Hence, the amygdala is not only implicated in the affective aspects of pain processing, including both the appraisal of a painful stimulation with the initiation of adequate responses, and the experiential affective aspects, such as stress, fear or anxiety but also the modification, attenuation and coping of these affective experiential aspects. This multiple functionality is supported by behavioral findings demonstrating amygdala activation during enhancement as well as inhibition of pain (Neugebauer et al. 2004). First, it may be a protective mechanism to detect a possible harmful stimulus, hence amplifying the painful experience; however, in case of unavoidable harm or pain, it may be the most suitable response to reduce the painfulness by inhibition (for example via the periaqueductal gray). Finally, the central role in pain and emotion makes it highly likely that it may also be involved in the dysfunctional aspects of chronic (visceral) pain. For example, the involvement of the amygdala during memory and learning may be relevant facets for the development of chronic pain.

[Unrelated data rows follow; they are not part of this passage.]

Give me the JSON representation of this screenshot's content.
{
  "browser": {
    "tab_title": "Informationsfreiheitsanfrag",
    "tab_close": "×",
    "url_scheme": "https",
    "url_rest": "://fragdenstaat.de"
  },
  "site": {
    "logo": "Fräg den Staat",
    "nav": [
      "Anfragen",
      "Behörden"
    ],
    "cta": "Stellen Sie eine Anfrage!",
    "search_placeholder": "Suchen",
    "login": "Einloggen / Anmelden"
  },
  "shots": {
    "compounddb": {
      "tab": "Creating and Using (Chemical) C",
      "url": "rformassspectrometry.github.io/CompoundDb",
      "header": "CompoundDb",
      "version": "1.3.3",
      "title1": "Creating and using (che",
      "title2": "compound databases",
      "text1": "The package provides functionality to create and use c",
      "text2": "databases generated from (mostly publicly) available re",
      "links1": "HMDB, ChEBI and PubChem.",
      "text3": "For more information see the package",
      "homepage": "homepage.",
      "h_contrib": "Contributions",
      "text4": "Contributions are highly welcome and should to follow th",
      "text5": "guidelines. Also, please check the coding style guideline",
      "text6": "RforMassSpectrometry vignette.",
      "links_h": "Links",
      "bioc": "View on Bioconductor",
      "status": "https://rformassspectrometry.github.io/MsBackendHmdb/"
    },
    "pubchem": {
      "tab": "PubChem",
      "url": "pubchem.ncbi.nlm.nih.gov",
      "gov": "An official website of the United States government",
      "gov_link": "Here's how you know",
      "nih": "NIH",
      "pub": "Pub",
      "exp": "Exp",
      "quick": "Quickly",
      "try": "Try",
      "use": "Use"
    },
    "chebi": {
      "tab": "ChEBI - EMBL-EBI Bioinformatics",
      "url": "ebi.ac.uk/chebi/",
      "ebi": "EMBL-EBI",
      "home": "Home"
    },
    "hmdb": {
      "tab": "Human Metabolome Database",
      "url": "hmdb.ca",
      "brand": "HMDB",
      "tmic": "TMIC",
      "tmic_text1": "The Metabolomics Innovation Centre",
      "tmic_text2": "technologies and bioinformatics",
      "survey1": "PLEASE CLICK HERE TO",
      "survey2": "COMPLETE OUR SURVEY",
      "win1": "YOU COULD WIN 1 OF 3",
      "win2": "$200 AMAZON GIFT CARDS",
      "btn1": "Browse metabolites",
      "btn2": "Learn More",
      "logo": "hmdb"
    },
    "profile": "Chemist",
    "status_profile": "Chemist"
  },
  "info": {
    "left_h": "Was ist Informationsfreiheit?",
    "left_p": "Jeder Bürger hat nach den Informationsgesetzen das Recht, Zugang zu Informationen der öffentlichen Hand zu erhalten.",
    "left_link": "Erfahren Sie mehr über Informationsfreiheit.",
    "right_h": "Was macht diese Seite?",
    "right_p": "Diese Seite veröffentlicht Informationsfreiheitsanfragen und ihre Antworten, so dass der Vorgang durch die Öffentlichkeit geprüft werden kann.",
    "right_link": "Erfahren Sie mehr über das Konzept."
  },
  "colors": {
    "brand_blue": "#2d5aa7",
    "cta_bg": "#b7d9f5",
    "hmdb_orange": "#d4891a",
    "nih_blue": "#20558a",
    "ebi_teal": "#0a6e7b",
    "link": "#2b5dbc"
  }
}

However, the diversity of functions exerted by the amygdala as indicated by the different imaging studies on experimental and chronic pain, such as affective painful experience but also modulation of this experience as an evolutionary sensible warning and evaluative survival system, including an effective adaptation mechanism in case of inescapable painful stimulation, suggests the involvement of other brain regions as well. Hence, the function of the amygdala cannot be determined alone but only within a greater cortical and subcortical network. Despite its relevance, it is only the continuous and intensive interconnections, interactions and feedback mechanisms with other brain regions that account for the complex and intact function of this structure in pain and emotion.